--- written by Greg on 7/14/2010, Jakarta, 11:00pm, 9:00am PST ---
It’s hard to believe that we have already been in Padang for more than 2 weeks. It has gone by incredibly fast since we have been keeping so busy every day. We’ll try to give you an idea of what we have been doing daily, with whom we have been meeting, and maybe a little of how life is in Padang.
First, although many of you reading know a good amount about the project, I think a little background as to why we are spending 2 months in Padang, Indonesia would be appropriate. For the past 1 ½ years, GeoHazards International (GHI) and Stanford Engineers for a Sustainable World (ESW) have been working towards tsunami preparedness in Padang. This city is at the highest tsunami risk in the world, and the local government has not worked very hard to prepare its population of nearly 1 million, half of whom live within 1 km from the coast. Stanford ESW held a class in Spring 2009 to learn about the problem and come up with a few different ways to combat it, from vertical evacuation in buildings, to horizontal evacuation capacity in terms of bridges and other infrastructure in addition to more research into the earthquake and tsunami hazard. In the Summer of 2009, Kelly Wood and Scott Henderson from Stanford, and Veronica Cedillos from GHI, spent about 2 months in Padang researching buildings and the general capacity of the city to handle a catastrophic tsunami that is bound to happen in the next 30 years. On September 30, 2009, Padang experienced a M7.6 earthquake that destroyed many buildings in the city and made apparent the problems that the city will have with evacuation if there is in fact a tsunami (luckily it was only 12” rather than 20m).

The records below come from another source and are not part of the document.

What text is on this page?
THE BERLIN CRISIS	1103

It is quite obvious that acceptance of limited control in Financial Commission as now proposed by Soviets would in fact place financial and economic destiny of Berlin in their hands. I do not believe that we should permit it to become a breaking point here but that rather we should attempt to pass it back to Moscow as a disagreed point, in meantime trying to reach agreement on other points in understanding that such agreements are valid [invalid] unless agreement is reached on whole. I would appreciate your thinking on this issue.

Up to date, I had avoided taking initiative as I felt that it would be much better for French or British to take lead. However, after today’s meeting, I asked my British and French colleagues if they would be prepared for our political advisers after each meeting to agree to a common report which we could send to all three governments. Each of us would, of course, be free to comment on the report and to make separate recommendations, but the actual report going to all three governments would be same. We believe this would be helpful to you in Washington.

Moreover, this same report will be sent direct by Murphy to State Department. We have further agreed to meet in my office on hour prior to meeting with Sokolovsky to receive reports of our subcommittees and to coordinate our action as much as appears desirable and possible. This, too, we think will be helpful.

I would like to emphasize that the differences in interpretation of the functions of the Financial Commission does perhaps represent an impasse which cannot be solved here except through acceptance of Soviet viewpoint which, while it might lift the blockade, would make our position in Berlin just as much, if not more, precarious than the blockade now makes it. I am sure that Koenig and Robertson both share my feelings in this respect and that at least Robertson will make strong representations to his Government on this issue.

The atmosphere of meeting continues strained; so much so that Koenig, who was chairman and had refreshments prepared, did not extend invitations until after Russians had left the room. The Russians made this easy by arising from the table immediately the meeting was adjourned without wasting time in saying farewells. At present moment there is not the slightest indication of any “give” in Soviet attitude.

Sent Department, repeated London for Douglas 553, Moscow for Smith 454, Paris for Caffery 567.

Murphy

Building on the research from the summer and that from the class in the Spring, ESW held a seminar in Winter 2010, led by Kelly Wood, that described to the new batch of Stanford ESW students the issues that Padang faces. After Adam Jongeward and I (Greg Rulifson) took a quick 10 day reconnaissance trip over Spring Break 2010 to work with the students at Andalas University (our partner university) and try to understand what is most important to address in the city with the students who were enrolled in the class for Spring 2010 that I led with Adam. We arrived at 4 teams for the 16 students in the class, who all did great work that we are able to use when discussing the potential of the different options (artificial hill - TEREP, retrofit, new building) that exist for vertical evacuation. This is incredibly important for those who cannot evacuate in time horizontally (away from the coast), so they need to be able to seek safety by getting above the flow of water. I will try to post the products that the teams produced by the end of the quarter that we are working with currently in Padang.
This project has been very successful with the support of the John A. Blume Earthquake Engineering Center, Stanford ESW, engineering firms in the Bay Area who have generously offered their expertise and time, and GeoHazards International who has a great interest in working with the students and engaging them in a real problem existing in the world today. Also, the project won a Mondialogo award, which allowed two students from Andalas University (Andi Syukri and Fengky Yoresta) to visit Stanford and San Francisco for three weeks at the end of the Spring quarter. We are very thankful to have been able to strengthen the bond and collaboration between the universities so this summer work is even more productive since we know each other well. And now, on to Summer 2010…
Lucy and I arrived in Padang from Kuala Lumpur on Tuesday, June 29th in the afternoon, greeted by Fengky, one of the Andalas University students who came to Stanford. A short bus ride and a walk brought us to our summer residence: the dorms at Fakultas Kedokteran (medical school). Andalas University has generously allowed us to stay there with other foreigners who are teaching at the university or doing research. They are all great people and a lot of fun to hang out with in the evenings to go to the beach or watch the World Cup games from 1-3am. Our cozy little room has worked out very well so far after a little fixing up to keep the mosquitos out, especially the refreshing bucket showers each day.